Amazon has announced it’s next software-as-a-service play – SimpleDB – and the technical world is all a-flutter. You can see the breathless reporting all over the net. Is this the beautiful panacea of unleashed database power it’s being reported as?
A few months back, I examined S3 and EC2 (two of Amazon’s earlier web service offerings) and came away with the sense that Amazon is changing the rules of the game in a big way, but that there is still no good way to implement an online scalable database with these services. (I know that there are attempts to put a relational database on EC2, but they seem to be quite painful.)
In short, S3 is a great scalable online file system, and EC2 is a great scalable processor. Neither one of them allows us the sort of slicing, dicing, remixing, and re-serving of data that the world has come to expect from a database.
So when the news of SimpleDB hit the wires, I figured that Amazon was stepping up to answer my cry and providing an online scalable database. Well, they are, and they aren’t.
They are providing a way to store structured information online, but it’s hard to call it a database. In fact, it’s a bit disingenuous of them to do so.
Those who are concerned about the details can quickly find out for themselves that SimpleDB has nothing to do with the Relational Model that has been the basis for databases for the past 40 years. To call something that doesn’t even smell like the relational model a database is pure marketing.

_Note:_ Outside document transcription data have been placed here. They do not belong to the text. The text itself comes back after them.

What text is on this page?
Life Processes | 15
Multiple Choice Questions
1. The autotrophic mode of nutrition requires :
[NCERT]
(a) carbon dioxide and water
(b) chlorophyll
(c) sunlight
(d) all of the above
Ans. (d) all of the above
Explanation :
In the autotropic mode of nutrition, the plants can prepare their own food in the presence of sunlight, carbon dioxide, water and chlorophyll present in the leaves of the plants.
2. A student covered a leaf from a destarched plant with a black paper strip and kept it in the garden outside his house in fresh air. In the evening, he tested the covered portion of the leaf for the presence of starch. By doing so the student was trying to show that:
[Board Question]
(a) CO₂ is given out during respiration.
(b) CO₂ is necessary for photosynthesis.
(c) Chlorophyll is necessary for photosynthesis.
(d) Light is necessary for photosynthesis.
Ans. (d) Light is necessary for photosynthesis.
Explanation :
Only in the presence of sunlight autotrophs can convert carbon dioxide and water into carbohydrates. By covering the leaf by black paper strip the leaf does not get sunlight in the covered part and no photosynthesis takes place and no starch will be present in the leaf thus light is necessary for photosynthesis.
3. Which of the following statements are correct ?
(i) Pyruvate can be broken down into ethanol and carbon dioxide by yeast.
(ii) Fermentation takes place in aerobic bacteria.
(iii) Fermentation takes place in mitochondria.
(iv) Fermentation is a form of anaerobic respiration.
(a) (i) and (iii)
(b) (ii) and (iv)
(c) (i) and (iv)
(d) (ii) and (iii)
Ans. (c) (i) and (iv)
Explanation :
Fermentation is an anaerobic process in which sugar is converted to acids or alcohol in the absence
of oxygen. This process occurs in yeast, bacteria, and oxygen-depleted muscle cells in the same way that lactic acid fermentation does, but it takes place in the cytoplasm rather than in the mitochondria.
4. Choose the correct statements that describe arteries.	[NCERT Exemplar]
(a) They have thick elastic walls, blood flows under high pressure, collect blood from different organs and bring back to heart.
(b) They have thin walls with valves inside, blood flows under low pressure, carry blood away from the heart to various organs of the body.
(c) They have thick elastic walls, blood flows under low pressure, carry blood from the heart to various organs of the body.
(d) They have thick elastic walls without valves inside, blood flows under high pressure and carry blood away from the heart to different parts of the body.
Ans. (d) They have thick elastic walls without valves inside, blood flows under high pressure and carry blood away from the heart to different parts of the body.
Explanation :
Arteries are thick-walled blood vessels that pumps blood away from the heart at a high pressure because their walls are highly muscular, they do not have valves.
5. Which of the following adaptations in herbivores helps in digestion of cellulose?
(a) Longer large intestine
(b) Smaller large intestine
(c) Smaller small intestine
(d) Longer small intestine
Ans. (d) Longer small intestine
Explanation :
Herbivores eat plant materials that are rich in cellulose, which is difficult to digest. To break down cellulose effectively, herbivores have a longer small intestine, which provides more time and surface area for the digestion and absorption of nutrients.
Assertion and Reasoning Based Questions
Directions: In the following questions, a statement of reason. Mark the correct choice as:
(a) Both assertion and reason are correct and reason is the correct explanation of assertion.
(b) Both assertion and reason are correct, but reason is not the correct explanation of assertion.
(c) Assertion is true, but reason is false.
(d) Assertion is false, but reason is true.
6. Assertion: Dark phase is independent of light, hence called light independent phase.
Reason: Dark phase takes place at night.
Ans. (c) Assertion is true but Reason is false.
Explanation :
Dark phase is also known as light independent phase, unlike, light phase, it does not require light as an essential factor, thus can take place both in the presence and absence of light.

But let’s leave the marketing aside – the service is in the field, it’s a totally new beast, and it’s called what it’s called. What does it look like? It looks like a place to store object instances. No classes, no schema, they-are-just-what-they-look-like, object instance. Besides coming with a whole new metamodel, it comes without a lot of the sugar that mature database systems have led us to expect. There’s no fulltext search, queries are lexicographic (so they don’t deal well with numbers or dates), the set of operators on a query is more limited than we’re used to, there’s no verification of the data, no triggers, etc.

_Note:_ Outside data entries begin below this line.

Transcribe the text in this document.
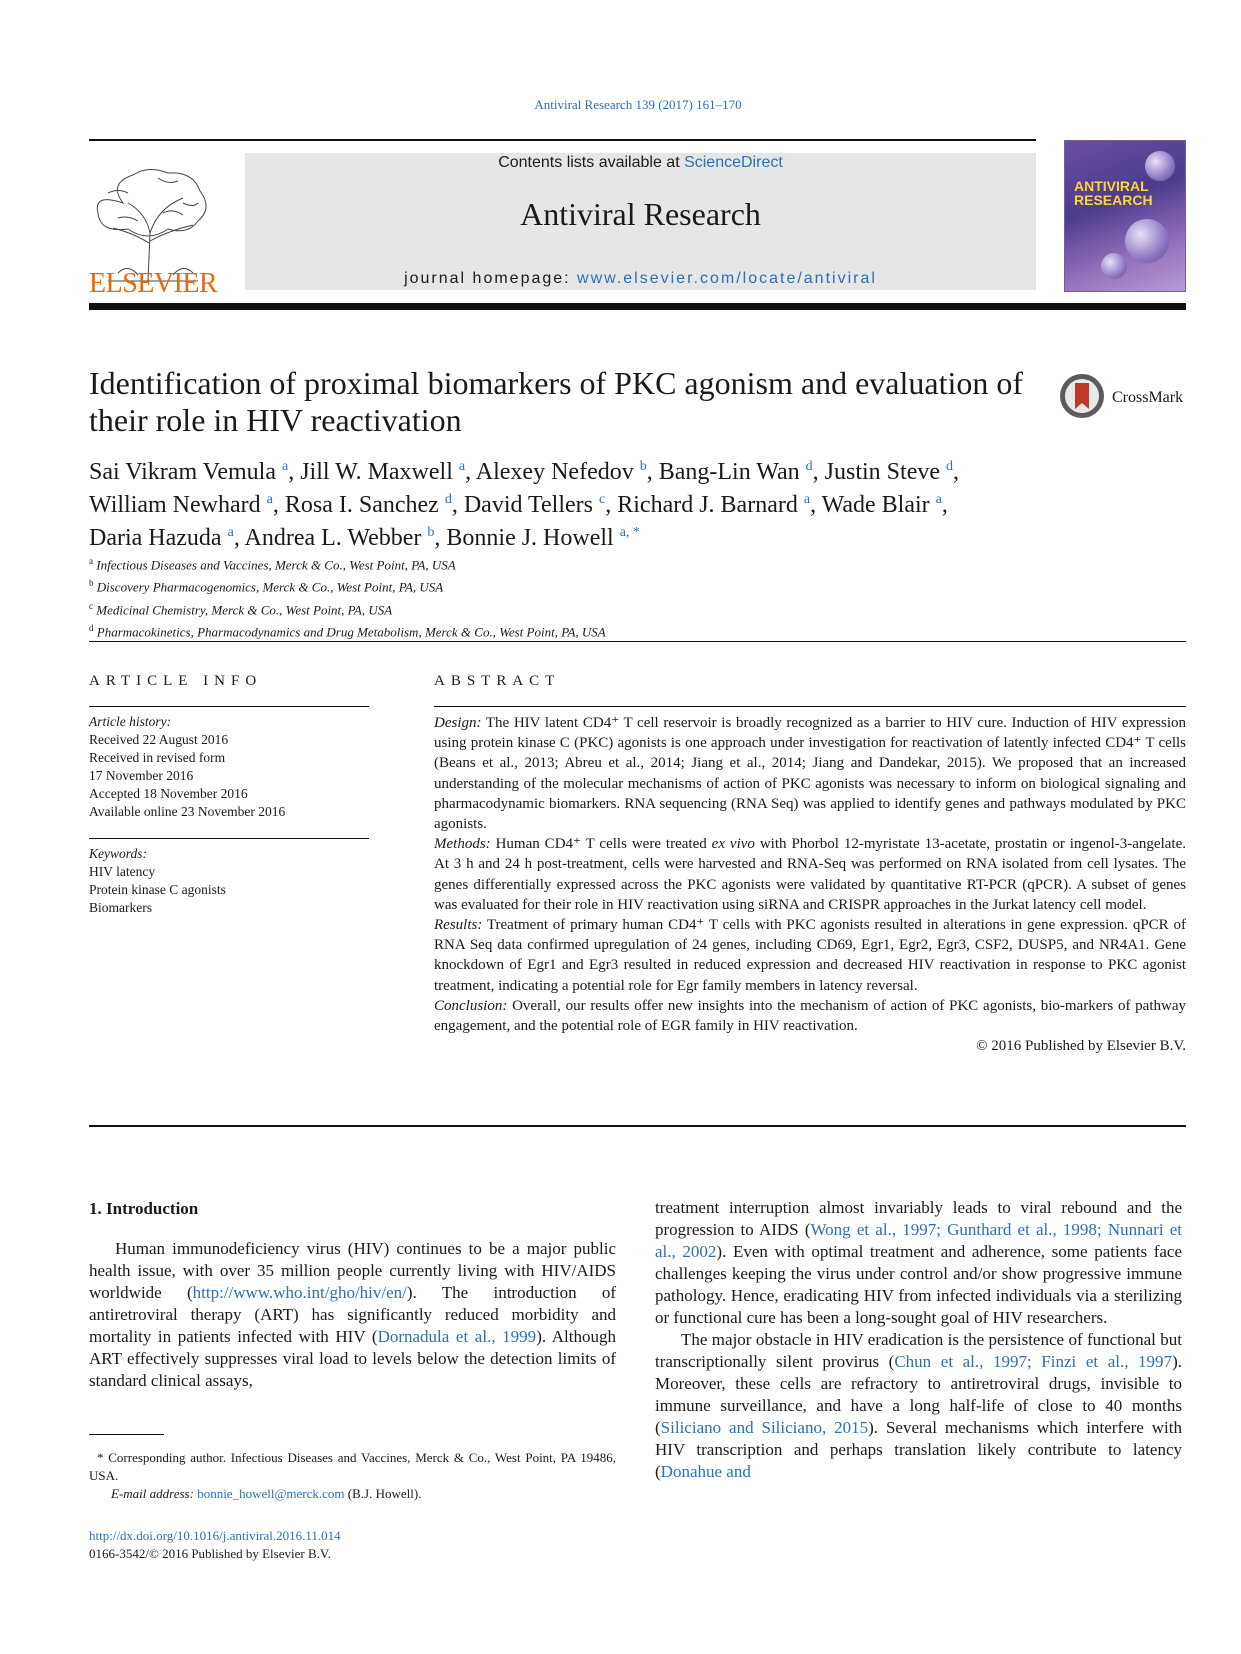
Antiviral Research 139 (2017) 161–170
ELSEVIER
Contents lists available at ScienceDirect
Antiviral Research
journal homepage: www.elsevier.com/locate/antiviral
ANTIVIRAL
RESEARCH
Identification of proximal biomarkers of PKC agonism and evaluation of their role in HIV reactivation
CrossMark
Sai Vikram Vemula $^a$, Jill W. Maxwell $^a$, Alexey Nefedov $^b$, Bang-Lin Wan $^d$, Justin Steve $^d$,
William Newhard $^a$, Rosa I. Sanchez $^d$, David Tellers $^c$, Richard J. Barnard $^a$, Wade Blair $^a$,
Daria Hazuda $^a$, Andrea L. Webber $^b$, Bonnie J. Howell $^{a, *}$
$^a$ Infectious Diseases and Vaccines, Merck & Co., West Point, PA, USA
$^b$ Discovery Pharmacogenomics, Merck & Co., West Point, PA, USA
$^c$ Medicinal Chemistry, Merck & Co., West Point, PA, USA
$^d$ Pharmacokinetics, Pharmacodynamics and Drug Metabolism, Merck & Co., West Point, PA, USA
ARTICLE INFO	ABSTRACT
Article history:
Received 22 August 2016
Received in revised form
17 November 2016
Accepted 18 November 2016
Available online 23 November 2016
Keywords:
HIV latency
Protein kinase C agonists
Biomarkers
Design: The HIV latent CD4⁺ T cell reservoir is broadly recognized as a barrier to HIV cure. Induction of HIV expression using protein kinase C (PKC) agonists is one approach under investigation for reactivation of latently infected CD4⁺ T cells (Beans et al., 2013; Abreu et al., 2014; Jiang et al., 2014; Jiang and Dandekar, 2015). We proposed that an increased understanding of the molecular mechanisms of action of PKC agonists was necessary to inform on biological signaling and pharmacodynamic biomarkers. RNA sequencing (RNA Seq) was applied to identify genes and pathways modulated by PKC agonists.
Methods: Human CD4⁺ T cells were treated ex vivo with Phorbol 12-myristate 13-acetate, prostatin or ingenol-3-angelate. At 3 h and 24 h post-treatment, cells were harvested and RNA-Seq was performed on RNA isolated from cell lysates. The genes differentially expressed across the PKC agonists were validated by quantitative RT-PCR (qPCR). A subset of genes was evaluated for their role in HIV reactivation using siRNA and CRISPR approaches in the Jurkat latency cell model.
Results: Treatment of primary human CD4⁺ T cells with PKC agonists resulted in alterations in gene expression. qPCR of RNA Seq data confirmed upregulation of 24 genes, including CD69, Egr1, Egr2, Egr3, CSF2, DUSP5, and NR4A1. Gene knockdown of Egr1 and Egr3 resulted in reduced expression and decreased HIV reactivation in response to PKC agonist treatment, indicating a potential role for Egr family members in latency reversal.
Conclusion: Overall, our results offer new insights into the mechanism of action of PKC agonists, bio-markers of pathway engagement, and the potential role of EGR family in HIV reactivation.
© 2016 Published by Elsevier B.V.
1. Introduction

Human immunodeficiency virus (HIV) continues to be a major public health issue, with over 35 million people currently living with HIV/AIDS worldwide (http://www.who.int/gho/hiv/en/). The introduction of antiretroviral therapy (ART) has significantly reduced morbidity and mortality in patients infected with HIV (Dornadula et al., 1999). Although ART effectively suppresses viral load to levels below the detection limits of standard clinical assays,

treatment interruption almost invariably leads to viral rebound and the progression to AIDS (Wong et al., 1997; Gunthard et al., 1998; Nunnari et al., 2002). Even with optimal treatment and adherence, some patients face challenges keeping the virus under control and/or show progressive immune pathology. Hence, eradicating HIV from infected individuals via a sterilizing or functional cure has been a long-sought goal of HIV researchers.

The major obstacle in HIV eradication is the persistence of functional but transcriptionally silent provirus (Chun et al., 1997; Finzi et al., 1997). Moreover, these cells are refractory to antiretroviral drugs, invisible to immune surveillance, and have a long half-life of close to 40 months (Siliciano and Siliciano, 2015). Several mechanisms which interfere with HIV transcription and perhaps translation likely contribute to latency (Donahue and

* Corresponding author. Infectious Diseases and Vaccines, Merck & Co., West Point, PA 19486, USA.
E-mail address: bonnie_howell@merck.com (B.J. Howell).
http://dx.doi.org/10.1016/j.antiviral.2016.11.014
0166-3542/© 2016 Published by Elsevier B.V.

All this is fun, but the real kicker is this – reading data from SimpleDB immediately after a write may not reflect the latest updates. This is called eventual consistency. That’s what you tell your customers – it’ll get there eventually.
What happens now? What happens now is that the developers start to relearn the way they handle data. No existing database applications – back-end, front-end, or middleware – can be easily ported to run on top of this new beast. You can’t tell your customers that the data will get there eventually, so you tell your developers to cover the gap. This service might save you a database administrator, but in the near term, you’ll need another developer to take his place.
In the long term, we’ll start seeing SimpleDB, S3, and EC2 aggregated under another layer – one that presents the tried and true relational model. SimpleDB will handle the tuples, S3 will handle the BLOBS, EC2 will grind the queries, and the application developer won’t have to worry about it. Whether Amazon delivers it or someone else does, it’s coming – the reliable online scalable database.
(Some of the sharper analyses: O’reilly compares pricing of SimpleDB to S3, Marcelo smells a familiar data model, Inside Looking Out lays out some of the technical hurdles, rc3 wonders how to tune it, and the comment from daveadams sings a love song to the relational model)